Но мастер Иохан вытирает нос тыльной стороной руки, потому что у него в самом деле страшный насморк (а до того времени, когда даже такие важные лица, как аптекари, начнут пользоваться носовым платком, пройдет еще сто лет). Да, он вытирает тыльной стороной руки свой насморочный нос и с весьма кислым лицом через плечо говорит Юргену:
— Хватит! Вставь затычку!
Юрген еще за мгновенье до того уже чувствует, будто что-то неладно, но все еще не понимает, что же именно. Во всяком случае, от испуга он совсем замыкает рот.
Так они и маршируют по утреннему городу. Мимо высоких стен, узких окон, дугообразных, как брови, дверей, плитняковых лестниц, мимо плит с гербами и узорами. Вверху, над башенками церквей, огромное синее небо. Внизу, среди конского навоза, булыжников и сора, в веселых утренних лужах синие пятна неба.
А утро такое великолепное и отрадное, что Март испытывает сильный соблазн, ужасно сильный соблазн, попробовать — стерпит или не стерпит мастер, если до конца пропеть ходячую про их снадобницу песенку… И Март тихонько начинает тянуть:
И поскольку на эти сомнительно звучащие строчки, несмотря на свой насморк, хозяин только разок громче шмыгнул и знай себе шагает, Март уже ни о чем не беспокоится и полным голосом поет:
О да, Март мог бы нам кое-что поведать о том, какие едкие, терпкие, горькие, приторные, скользкие, крепкие, сильные, злые у них лекарства. Даже больше, чем самые перелеченные мастером Йоханом больные. Потому что, хотя всем им пришлось принимать в больших количествах различные снадобья, но каждый из них принимал то одно, то другое, то третье. А Март, истинная правда, только из чистого любопытства лизнул языком каждое из этих зелий: ящеричные язычки, порошок мумий и даже муку жженого собачьего кала. Хотя, может быть, и совсем-совсем чуточку.
Какого же все-таки они вкуса? И поэтому теперь он с тем большим удовольствием продолжает петь:
И в это время мастер Иохан ставит ногу особенно четко. Очевидно, он хочет шагом своим подтвердить, что всё, о чем здесь говорится, чистая правда. Кстати сказать, против того, что в песне, например, поется про талеры, ни одна душа наверняка не станет возражать. Потому что сказано совершенно честно и без всяких обиняков: несите, мол, к нам в мошну золотые талеры! Значит, можно думать, что всё, что за талеры делается, будет сделано так же честно и без всяких обиняков, то есть составленные лекарственные смеси, ну и там всё прочее. Однако дальше петь Марту на этот раз не приходится, ибо они уже пришли. Решительным шагом поднимается мастер Иохан по чисто выметенным ступенькам в дом к господину Калле на улице Мюйривахе, и госпожа Калле самолично встречает его в высоких дверях.

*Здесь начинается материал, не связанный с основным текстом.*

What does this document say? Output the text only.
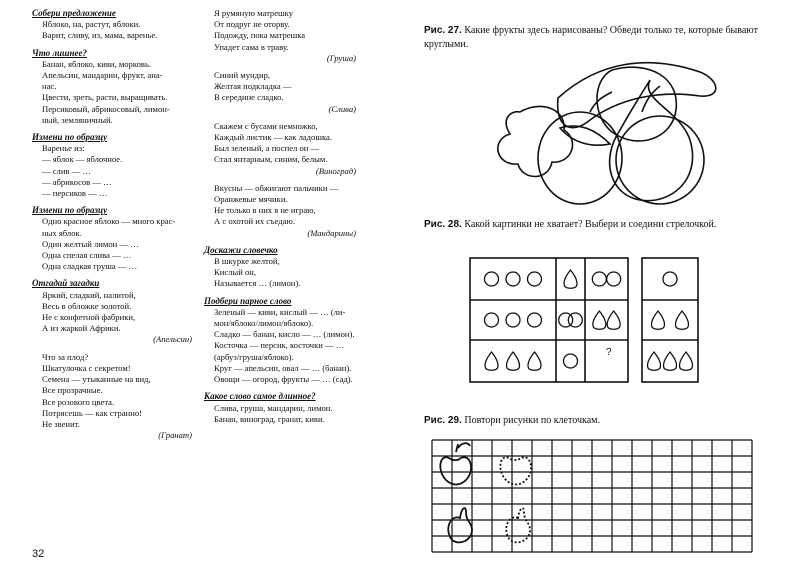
Собери предложение
Яблоко, на, растут, яблоки.
Варит, сливу, из, мама, варенье.
Что лишнее?
Банан, яблоко, киви, морковь.
Апельсин, мандарин, фрукт, ана-
нас.
Цвести, зреть, расти, выращивать.
Персиковый, абрикосовый, лимон-
ный, земляничный.
Измени по образцу
Варенье из:
— яблок — яблочное.
— слив — …
— абрикосов — …
— персиков — …
Измени по образцу
Одно красное яблоко — много крас-
ных яблок.
Один желтый лимон — …
Одна спелая слива — …
Одна сладкая груша — …
Отгадай загадки
Яркий, сладкий, налитой,
Весь в обложке золотой.
Не с конфетной фабрики,
А из жаркой Африки.
(Апельсин)
Что за плод?
Шкатулочка с секретом!
Семена — утыканные на вид,
Все прозрачные.
Все розового цвета.
Потрясешь — как странно!
Не звенит.
(Гранат)
Я румяную матрешку
От подруг не оторву.
Подожду, пока матрешка
Упадет сама в траву.
(Груша)
Синий мундир,
Желтая подкладка —
В середине сладко.
(Слива)
Скажем с бусами немножко,
Каждый листик — как ладошка.
Был зеленый, а поспел он —
Стал янтарным, синим, белым.
(Виноград)
Вкусны — обжигают пальчики —
Оранжевые мячики.
Не только в них я не играю,
А с охотой их съедаю.
(Мандарины)
Доскажи словечко
В шкурке желтой,
Кислый он,
Называется … (лимон).
Подбери парное слово
Зеленый — киви, кислый — … (ли-
мон/яблоко/лимон/яблоко).
Сладко — банан, кисло — … (лимон).
Косточка — персик, косточки — …
(арбуз/груша/яблоко).
Круг — апельсин, овал — … (банан).
Овощи — огород, фрукты — … (сад).
Какое слово самое длинное?
Слива, груша, мандарин, лимон.
Банан, виноград, гранат, киви.
32
Рис. 27. Какие фрукты здесь нарисованы? Обведи только те, которые бывают круглыми.
Рис. 28. Какой картинки не хватает? Выбери и соедини стрелочкой.
Рис. 29. Повтори рисунки по клеточкам.
?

Это тучная госпожа с весьма важным лицом, или — если говорить прямо — старая карга со злющими глазами. На ней роскошное зеленое бархатное платье, по нескольку фунтов серебра на шее и запястьях, а на пальцах так даже и золото (ибо до повеления, которое ограничивает великолепие даже ратманских супруг, опять-таки должна пройти еще добрая сотня лет).
Кланяясь госпоже, мастер Иохан превращается в такой крюк, что Марту за его спиной кланяться уже и ни к чему, в ответ госпожа только кивает, и то больше подбородком, чем головой, и возвещает:
— Нет, здоровье ратмана нисколько не улучшилось. Живот у него болит. Крестец у него дергает. Всё его тело изнывает. — Но про то, что желчь ударила ратману в голову и что он подсвечники и суповые миски домочадцам в голову швыряет, про это госпожа мастеру не говорит.
И они торопливо входят в дом, и мастер снова кланяется, на этот раз уже ратману, и опять так же низко, и Март опять обходится без поклона. Ратман возлежит на великолепной кровати с балдахином, она стоит в большой горнице прямо под мышкой у лестницы, ведущей в верхние комнаты. На ратмане ночная рубашка тонкого льняного полотна, но лицо — мрачнее мрачного. Усы у него пестрые, с проседью, взъерошенные и колючие, и он едва замечает поклон мастера Иохана.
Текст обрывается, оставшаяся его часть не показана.